Dienstag, 12. Mai 2009

Das Verschwinden des Einhorn


Quelle: Wikipedia / Unicorn in captivity

Es ranken sich viele Mythen und Sagen um das Verschwinden des Einhorns. Jäger haben sich die Sympathie des Fabelwesens zu unschuldigen jungen Frauen zu Nutze gemacht, ihm aufgelauert und es gefangen oder erlegt - sagen die Einen. Es sei einfach verblasst, weil die Menschen nicht mehr an Einhörner geglaubt haben - sagen die Anderen. Einhörner habe es nie gegeben, das sei eine Ausgeburt der menschlichen Fantasie gewesen von Anfang an - sagen die Zweifler und die Einhörner seien verkümmert und verhungert, weil durch die Vereinnahmung der Welt durch den Menschen kein Platz mehr für sie blieb - sagen die Pessimisten.

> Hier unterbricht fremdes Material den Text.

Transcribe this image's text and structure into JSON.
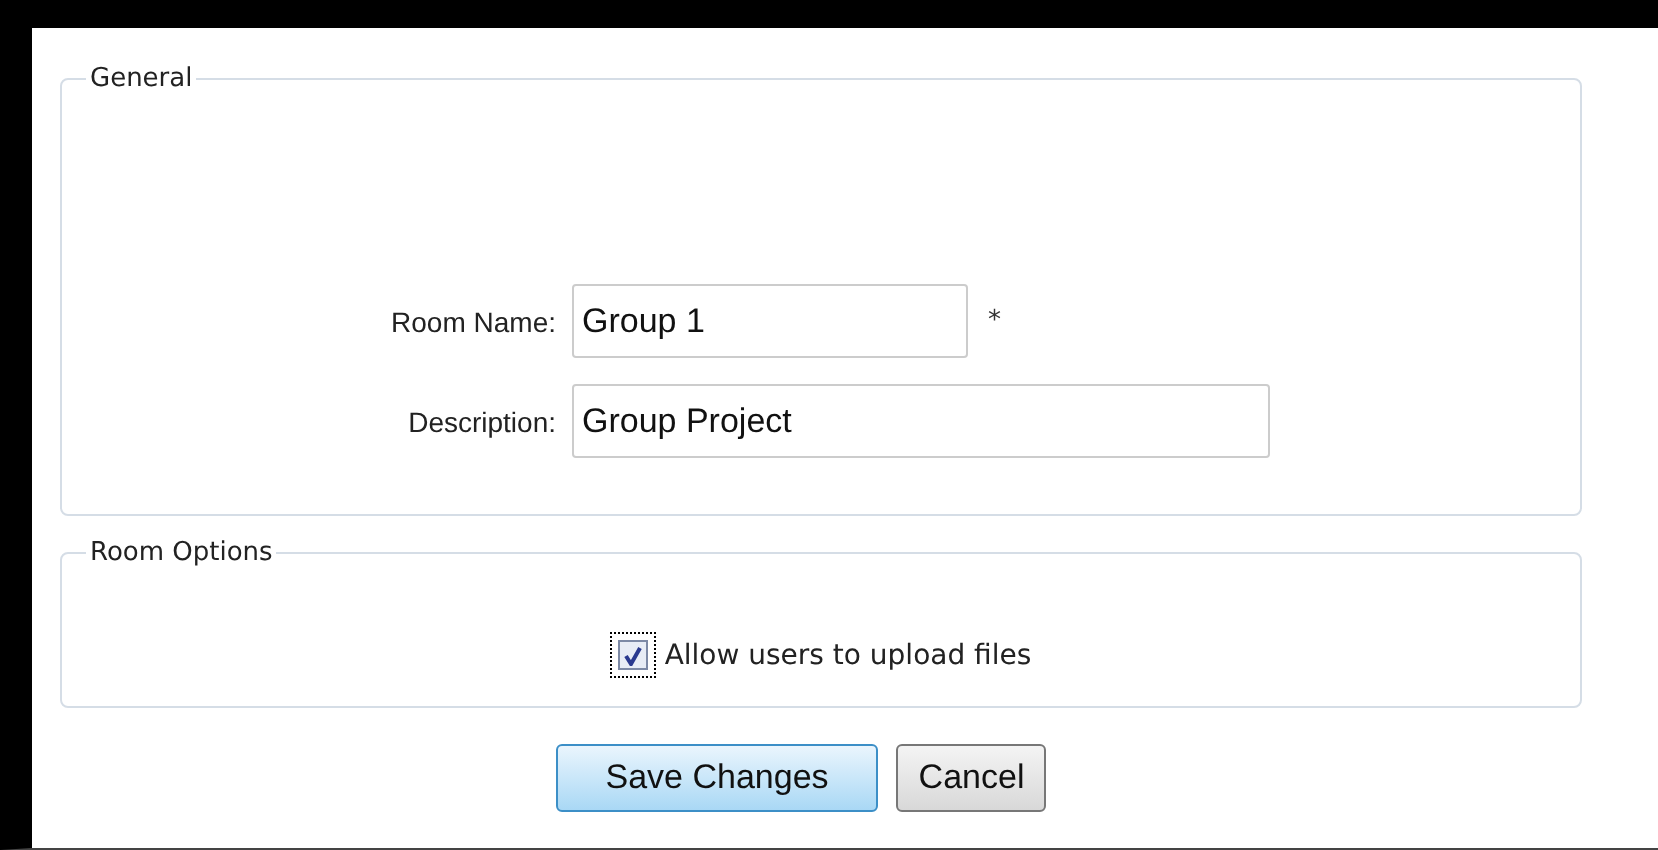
{
  "general": {
    "legend": "General",
    "fields": [
      {
        "label": "Room Name:",
        "value": "Group 1",
        "required_mark": "*"
      },
      {
        "label": "Description:",
        "value": "Group Project"
      }
    ]
  },
  "room_options": {
    "legend": "Room Options",
    "options": [
      {
        "label": "Allow users to upload files",
        "checked": true
      }
    ]
  },
  "buttons": [
    {
      "label": "Save Changes",
      "kind": "primary"
    },
    {
      "label": "Cancel",
      "kind": "secondary"
    }
  ]
}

Tatsächlich könnte es sich aber so verhalten haben: Gegeben hat es immer nur ein Einhorn. Es ist durch die Jahrmillionen gewandert, die auch der Mensch gegangen ist von dem Zeitpunkt an vor zwei Millionen Jahren, als der erste Australopithecus sich erhob und aufrecht durch die Savanne ging. Es begleitete den Homo habilis, den Homo erectus und letztendlich den Homo sapiens so lange, bis dieser sich nicht nur von den Zwängen seiner Umgebung freigemacht sondern sogar begonnen hatte, diese unter seinen Zwang zu nehmen. Als die Pyramiden in den Himmel wuchsen, in Babylon die hängenden Gärten entstanden, der Koloss von Rhodos sein Licht weit über das mittlere Meer strahlte, die Menschen begannen, Gänge tief in die Berge zu schlagen, um Erz und Edelstein hervorzuholen, da zog es sich in die dunklen Wälder zurück, die noch unberührt von Menschenhand waren. Später kam es dann und wann noch einmal vor um seinen Kopf und das Horn in den Schoß einer vertrauensvollen Jungfrau zu legen, aber als der zunächst einstimmige Choral in den Stimmen immer mehr auseinanderstrebte und die Kathedralen immer höher in den Himmel zeigten, da verschwand es einfach von dieser Welt um auf einer anderen aufzutauchen, auf der gerade ein Wesen begann sich auf zwei Beinen aufzurichten und mit verwunderten Augen seine Umgebung aus einer neuen Perspektive zu betrachten.

Die Menschen hatten es nicht beachtet, als es da war. Seit es fort ist, sehnen sie sich nach ihm, malen von ihm Bilder, dichten Sonette und Geschichten, suchen das vermeintliche Horn, von dem man Wunderdinge glaubt – und haben dabei doch mehr vergessen, als sie je gewusst haben.

Horst-Dieter Radke

1 Kommentar:

Anonym hat gesagt…

was fort ist, nicht mehr sichtbar, erweckt Wünsche nach dem besonderen, nach Klarheit ... Solange Macht das Zuchtinstrument ist, werden Träume und Hoffnungen zerschlagen und das Einhorn zeigt sich - vielleicht - einigen in besonderen Minuten.